Tina Görlich

The historical use of the Museums Quartier since 1718 as imperial court stables, the trade fair center formerly known as “Messepalast” , and today as one of the largest districts for contemporary art and culture in the world has largely been characterized by the unfinished and the temporary. Expert in cultural studies and exhibition curator Vitus Weh emphasizes this during the long planning period of the MuseumsQuartier in his project “KunstamBau”, in which he explicates the continuous expansion of the site as a dominant factor of the space’s identity. With the official opening of the MuseumsQuartier in 2001, however, the Fischer von Erlach Wing with its inflexible, rigid installations took on the function of a reclusive passageway, making user appropriation more difficult while also neglecting the transformative character of the building.

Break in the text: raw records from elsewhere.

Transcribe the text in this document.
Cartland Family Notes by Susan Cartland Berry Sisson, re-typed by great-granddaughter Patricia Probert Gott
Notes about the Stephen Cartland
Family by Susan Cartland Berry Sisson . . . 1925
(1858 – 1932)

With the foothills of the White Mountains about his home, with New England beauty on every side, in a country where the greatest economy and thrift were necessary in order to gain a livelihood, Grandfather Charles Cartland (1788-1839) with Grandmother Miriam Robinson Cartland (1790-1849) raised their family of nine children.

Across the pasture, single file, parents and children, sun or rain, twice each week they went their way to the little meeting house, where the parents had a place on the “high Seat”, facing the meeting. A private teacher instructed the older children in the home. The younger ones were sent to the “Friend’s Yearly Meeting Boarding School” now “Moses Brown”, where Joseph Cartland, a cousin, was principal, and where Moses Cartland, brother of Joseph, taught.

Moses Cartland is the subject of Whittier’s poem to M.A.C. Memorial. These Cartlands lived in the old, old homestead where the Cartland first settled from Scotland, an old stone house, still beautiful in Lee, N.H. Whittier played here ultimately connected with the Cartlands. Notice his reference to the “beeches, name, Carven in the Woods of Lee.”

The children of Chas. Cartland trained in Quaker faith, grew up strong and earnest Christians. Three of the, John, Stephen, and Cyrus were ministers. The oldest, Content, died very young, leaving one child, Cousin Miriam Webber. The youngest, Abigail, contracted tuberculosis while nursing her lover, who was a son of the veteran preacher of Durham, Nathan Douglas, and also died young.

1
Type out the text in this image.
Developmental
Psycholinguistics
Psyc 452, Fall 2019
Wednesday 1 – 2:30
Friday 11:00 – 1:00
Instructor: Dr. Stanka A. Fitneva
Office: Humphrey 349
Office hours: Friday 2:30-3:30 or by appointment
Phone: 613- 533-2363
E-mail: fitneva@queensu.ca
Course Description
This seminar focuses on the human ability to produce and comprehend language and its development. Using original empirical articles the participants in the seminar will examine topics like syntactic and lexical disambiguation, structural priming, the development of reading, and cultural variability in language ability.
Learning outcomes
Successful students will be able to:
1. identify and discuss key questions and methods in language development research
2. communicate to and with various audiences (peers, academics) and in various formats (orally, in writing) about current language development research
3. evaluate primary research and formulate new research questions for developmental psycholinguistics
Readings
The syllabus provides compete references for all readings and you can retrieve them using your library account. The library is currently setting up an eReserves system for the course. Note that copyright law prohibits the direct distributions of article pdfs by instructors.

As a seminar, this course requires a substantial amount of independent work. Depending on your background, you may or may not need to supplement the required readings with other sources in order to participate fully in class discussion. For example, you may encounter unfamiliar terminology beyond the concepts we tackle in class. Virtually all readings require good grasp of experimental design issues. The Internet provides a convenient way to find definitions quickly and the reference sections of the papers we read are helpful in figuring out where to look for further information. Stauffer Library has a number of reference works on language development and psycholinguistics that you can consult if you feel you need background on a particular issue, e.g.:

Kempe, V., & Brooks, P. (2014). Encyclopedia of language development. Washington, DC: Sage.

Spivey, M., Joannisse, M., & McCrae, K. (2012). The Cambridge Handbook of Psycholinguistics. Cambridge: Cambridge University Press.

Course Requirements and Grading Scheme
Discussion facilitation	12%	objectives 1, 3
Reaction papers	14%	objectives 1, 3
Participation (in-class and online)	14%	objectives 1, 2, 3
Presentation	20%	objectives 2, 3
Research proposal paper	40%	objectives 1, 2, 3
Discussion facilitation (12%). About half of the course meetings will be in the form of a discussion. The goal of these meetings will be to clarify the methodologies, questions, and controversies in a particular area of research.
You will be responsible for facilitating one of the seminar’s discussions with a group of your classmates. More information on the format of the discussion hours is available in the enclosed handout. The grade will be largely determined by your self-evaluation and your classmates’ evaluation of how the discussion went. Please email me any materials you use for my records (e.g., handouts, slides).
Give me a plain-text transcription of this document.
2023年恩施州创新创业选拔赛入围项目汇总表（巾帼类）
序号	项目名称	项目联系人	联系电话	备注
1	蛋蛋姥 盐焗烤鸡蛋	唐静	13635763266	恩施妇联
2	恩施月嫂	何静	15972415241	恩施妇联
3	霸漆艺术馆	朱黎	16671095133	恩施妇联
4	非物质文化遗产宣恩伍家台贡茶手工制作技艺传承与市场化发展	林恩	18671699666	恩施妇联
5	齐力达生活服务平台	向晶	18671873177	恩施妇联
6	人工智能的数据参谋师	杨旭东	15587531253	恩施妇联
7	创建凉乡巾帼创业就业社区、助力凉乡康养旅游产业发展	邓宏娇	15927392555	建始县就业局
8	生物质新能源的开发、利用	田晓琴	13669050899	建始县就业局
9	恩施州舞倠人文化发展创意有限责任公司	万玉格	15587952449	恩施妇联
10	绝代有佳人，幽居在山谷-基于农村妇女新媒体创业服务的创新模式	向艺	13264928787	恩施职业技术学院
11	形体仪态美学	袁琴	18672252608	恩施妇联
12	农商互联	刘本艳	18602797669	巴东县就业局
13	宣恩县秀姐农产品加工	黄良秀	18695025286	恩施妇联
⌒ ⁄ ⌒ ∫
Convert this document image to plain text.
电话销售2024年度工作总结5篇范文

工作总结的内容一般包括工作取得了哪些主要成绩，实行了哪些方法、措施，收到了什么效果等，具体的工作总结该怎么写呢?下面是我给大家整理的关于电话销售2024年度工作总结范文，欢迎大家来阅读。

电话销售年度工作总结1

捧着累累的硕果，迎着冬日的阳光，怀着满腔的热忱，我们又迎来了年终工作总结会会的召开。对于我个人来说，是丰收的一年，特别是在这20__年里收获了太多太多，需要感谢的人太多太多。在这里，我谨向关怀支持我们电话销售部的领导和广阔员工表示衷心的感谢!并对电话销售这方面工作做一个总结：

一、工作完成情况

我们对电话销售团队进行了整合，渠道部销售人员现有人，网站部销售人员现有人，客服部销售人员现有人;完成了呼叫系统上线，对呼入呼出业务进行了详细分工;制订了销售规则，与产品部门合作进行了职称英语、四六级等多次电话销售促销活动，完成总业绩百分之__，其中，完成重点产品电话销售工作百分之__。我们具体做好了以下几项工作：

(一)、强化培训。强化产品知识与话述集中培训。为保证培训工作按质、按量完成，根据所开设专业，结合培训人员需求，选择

The aim of my master’s thesis is to emphasize and accentuate both the public’s awareness of the space as well as their ability to access and interact with the Fischer von Erlach Wing through a spatial manifestation of social appropriation. The insights gained from an intensive analysis of the existing building serve as the basis for my design to transform the former court stables into a place of temporary cultural use that overlaps the traces of the building’s history in a kind of architectural sedimentation and emphasizes them as space-forming characteristics. The building itself is seen as inherently unfinished in its
function in order to create a framework that can react to changing needs and promote participatory transformation through user-led adaptation, change, decoration and individualization. Themes of user appropriation, transformation and participatory building a reel aborated onto examine questions concerning the shift in power of a representative, baroque building as a means of organization of authority into a transgressive space that promotes opportunities of public accessibility.